St Mary’s has had a longer history than I first thought with the first church being built on the site in the 12 century, though not much of the original building remains perhaps just the footers at the end of the internal columns right at the front of the church. Reconstruction, modification and expansion of the church regularly took place over the next 400 hundred years with further work in the 19th century.

This was slightly wasted as the church was extensively damaged during the second world war and all the railings around the church yard were removed for the war effort – to be replaced in the 1950s.

It was a fairly last minute decision to walk up and take some photos, we had been having some quite nice weather and the grass around the gravestones was long and moody and I knew that if I left it until my trip to New Zealand this week, it would all be mowed flat when I returned.

I have not used my big old DSLR for ages, but once I started using it again I realised how much of a mistake that was. I love that camera.



























A walk in the Park(land)

Saturday 06 June 2015 – Parkland Walk, London.

The Parkland Walk has been on my list of things to do for ages and ages, I cannot remember how it got on the to-do list or where I discovered it, but it looked like it was worth doing – mainly just because it was there to be done.

The walk follows the path of an abandoned railway line that was ripped up in the 1970s and turned into a park in 1984, it goes from Finsbury Park up to Highgate, it is not particularly long, particularly interesting or particularly scenic. But it is a really lovely short walk, taking under an hour from start to finish. It is also incredibly popular, I have never seen so many runners in London on a Saturday morning. It was a nice sunny day, though cool and very windy. A good running or walking day.
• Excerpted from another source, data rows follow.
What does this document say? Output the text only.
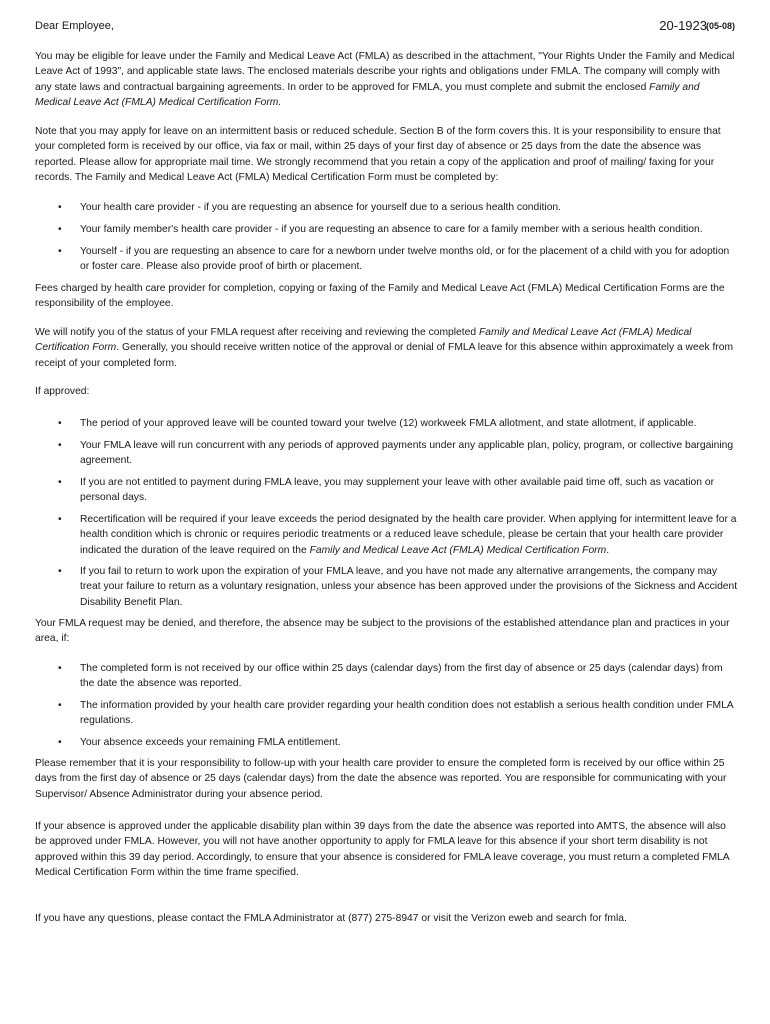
Dear Employee,	20-1923
(05-08)

You may be eligible for leave under the Family and Medical Leave Act (FMLA) as described in the attachment, "Your Rights Under the Family and Medical Leave Act of 1993", and applicable state laws. The enclosed materials describe your rights and obligations under FMLA. The company will comply with any state laws and contractual bargaining agreements. In order to be approved for FMLA, you must complete and submit the enclosed Family and Medical Leave Act (FMLA) Medical Certification Form.

Note that you may apply for leave on an intermittent basis or reduced schedule. Section B of the form covers this. It is your responsibility to ensure that your completed form is received by our office, via fax or mail, within 25 days of your first day of absence or 25 days from the date the absence was reported. Please allow for appropriate mail time. We strongly recommend that you retain a copy of the application and proof of mailing/ faxing for your records. The Family and Medical Leave Act (FMLA) Medical Certification Form must be completed by:

•	Your health care provider - if you are requesting an absence for yourself due to a serious health condition.

•	Your family member's health care provider - if you are requesting an absence to care for a family member with a serious health condition.

•	Yourself - if you are requesting an absence to care for a newborn under twelve months old, or for the placement of a child with you for adoption or foster care. Please also provide proof of birth or placement.

Fees charged by health care provider for completion, copying or faxing of the Family and Medical Leave Act (FMLA) Medical Certification Forms are the responsibility of the employee.

We will notify you of the status of your FMLA request after receiving and reviewing the completed Family and Medical Leave Act (FMLA) Medical Certification Form. Generally, you should receive written notice of the approval or denial of FMLA leave for this absence within approximately a week from receipt of your completed form.

If approved:

•	The period of your approved leave will be counted toward your twelve (12) workweek FMLA allotment, and state allotment, if applicable.

•	Your FMLA leave will run concurrent with any periods of approved payments under any applicable plan, policy, program, or collective bargaining agreement.

•	If you are not entitled to payment during FMLA leave, you may supplement your leave with other available paid time off, such as vacation or personal days.

•	Recertification will be required if your leave exceeds the period designated by the health care provider. When applying for intermittent leave for a health condition which is chronic or requires periodic treatments or a reduced leave schedule, please be certain that your health care provider indicated the duration of the leave required on the Family and Medical Leave Act (FMLA) Medical Certification Form.

•	If you fail to return to work upon the expiration of your FMLA leave, and you have not made any alternative arrangements, the company may treat your failure to return as a voluntary resignation, unless your absence has been approved under the provisions of the Sickness and Accident Disability Benefit Plan.

Your FMLA request may be denied, and therefore, the absence may be subject to the provisions of the established attendance plan and practices in your area, if:

•	The completed form is not received by our office within 25 days (calendar days) from the first day of absence or 25 days (calendar days) from the date the absence was reported.

•	The information provided by your health care provider regarding your health condition does not establish a serious health condition under FMLA regulations.

•	Your absence exceeds your remaining FMLA entitlement.

Please remember that it is your responsibility to follow-up with your health care provider to ensure the completed form is received by our office within 25 days from the first day of absence or 25 days (calendar days) from the date the absence was reported. You are responsible for communicating with your Supervisor/ Absence Administrator during your absence period.

If your absence is approved under the applicable disability plan within 39 days from the date the absence was reported into AMTS, the absence will also be approved under FMLA. However, you will not have another opportunity to apply for FMLA leave for this absence if your short term disability is not approved within this 39 day period. Accordingly, to ensure that your absence is considered for FMLA leave coverage, you must return a completed FMLA Medical Certification Form within the time frame specified.

If you have any questions, please contact the FMLA Administrator at (877) 275-8947 or visit the Verizon eweb and search for fmla.
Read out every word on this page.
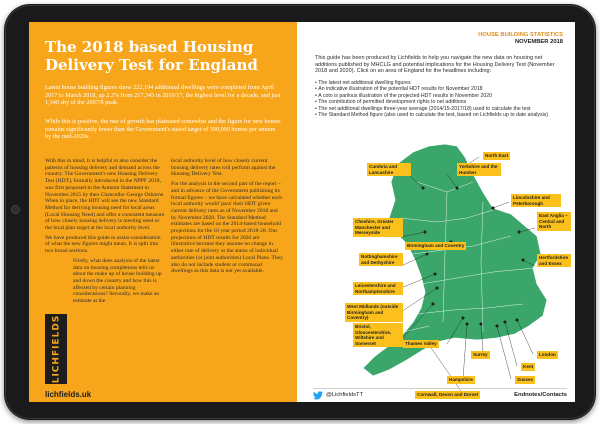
The 2018 based Housing Delivery Test for England

Latest house building figures show 222,194 additional dwellings were completed from April 2017 to March 2018, up 2.2% from 217,345 in 2016/17, the highest level for a decade, and just 1,340 shy of the 2007/8 peak.

While this is positive, the rate of growth has plateaued somewhat and the figure for new homes remains significantly lower than the Government's stated target of 300,000 homes per annum by the mid-2020s.

With this in mind, it is helpful to also consider the patterns of housing delivery and demand across the country. The Government's new Housing Delivery Test (HDT), formally introduced in the NPPF 2018, was first proposed in the Autumn Statement in November 2015 by then Chancellor George Osborne. When in place, the HDT will see the new Standard Method for deriving housing need for local areas (Local Housing Need) and offer a consistent measure of how closely housing delivery is meeting need or the local plan target at the local authority level.

We have produced this guide to assist consideration of what the new figures might mean. It is split into two broad sections.

Firstly, what does analysis of the latest data on housing completions tells us about the make up of house building up and down the country and how this is affected by certain planning considerations? Secondly, we make an estimate at the

local authority level of how closely current housing delivery rates will perform against the Housing Delivery Test.

For the analysis in the second part of the report – and in advance of the Government publishing its formal figures – we have calculated whether each local authority would 'pass' their HDT given current delivery rates as of November 2018 and by November 2020. The Standard Method estimates are based on the 2014-based household projections for the 10 year period 2018-28. Our projections of HDT results for 2020 are illustrative because they assume no change in either rate of delivery or the status of individual authorities (or joint authorities) Local Plans. They also do not include student or communal dwellings as this data is not yet available.

LICHFIELDS

lichfields.uk

HOUSE BUILDING STATISTICS
NOVEMBER 2018

This guide has been produced by Lichfields to help you navigate the new data on housing net additions published by MHCLG and potential implications for the Housing Delivery Test (November 2018 and 2020). Click on an area of England for the headlines including:

• The latest net additional dwelling figures
• An indicative illustration of the potential HDT results for November 2018
• A coto is parilous illustration of the projected HDT results in November 2020
• The contribution of permitted development rights to net additions
• The net additional dwellings three-year average (2014/15-2017/18) used to calculate the test
• The Standard Method figure (also used to calculate the test, based on Lichfields up to date analysis)
North East
Cumbria and Lancashire
Yorkshire and the Humber
Lincolnshire and Peterborough
Cheshire, Greater Manchester and Merseyside
Nottinghamshire and Derbyshire
East Anglia – Central and North
Hertfordshire and Essex
Leicestershire and Northamptonshire
Birmingham and Coventry
West Midlands (outside Birmingham and Coventry)
Bristol, Gloucestershire, Wiltshire and Somerset
London
Kent
Thames Valley
Surrey
Sussex
Hampshire
Cornwall, Devon and Dorset
@LichfieldsTT	Endnotes/Contacts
I am sitting at my mum’s dining table in New Zealand as I write this, I am tired after three days with almost no sleep, and jet-lagged from my flight over from London, so not feeling the most effusive today.

The path is surrounded by a narrow band of scrub and trees which mostly the hide the houses that run close to the path.



As the path is based on an old railway line there are numerous bridges along the way as the path passes under the roads. These are the heavily graffitied and a reminder that we are in the middle of a city.




There was also a really cool little playground under the trees.


Just past the remains of Crouch Hill station I spotted this sculpture lurking in one of the arches, quite frightening ! It is the Spriggan and is by Marilyn Collins, it was installed in 1993.  According to urban legend, a ghostly ‘goat-man’ haunted the walk in the 1970s and 1980s and children dared each other to walk the walk between Crouch End Hill bridge to the Crouch Hill bridge in the darkness. The sculpture, and Parkland Walk generally, provided the inspiration for Stephen King’s short story “Crouch End” I can see why!


This section off the path ends just before Highgate Station when the lines go into old tunnels that have now been blocked off as they are now the home to bats.




We walked up past the station and across into Highgate Wood.


After seeing a sign pointing to a cafe we decided to take a break and sit down for coffee and cake, before backtracking a bit and heading up/down to Highgate.


We walked down through Waterlow Park in Highgate and on to Gospel Oak station to catch the train back to Walthamstow. El did. I took a detour through Shoreditch and grabbed a couple of new release records on the way. I wanted something new to listen to on the plane, but neither came with download codes which was a wee bit annoying.


It was a lovely walk, somewhere new to explore and something I would recommend on a sunny day. London never fails to amaze me with the amount of outdoorness there is.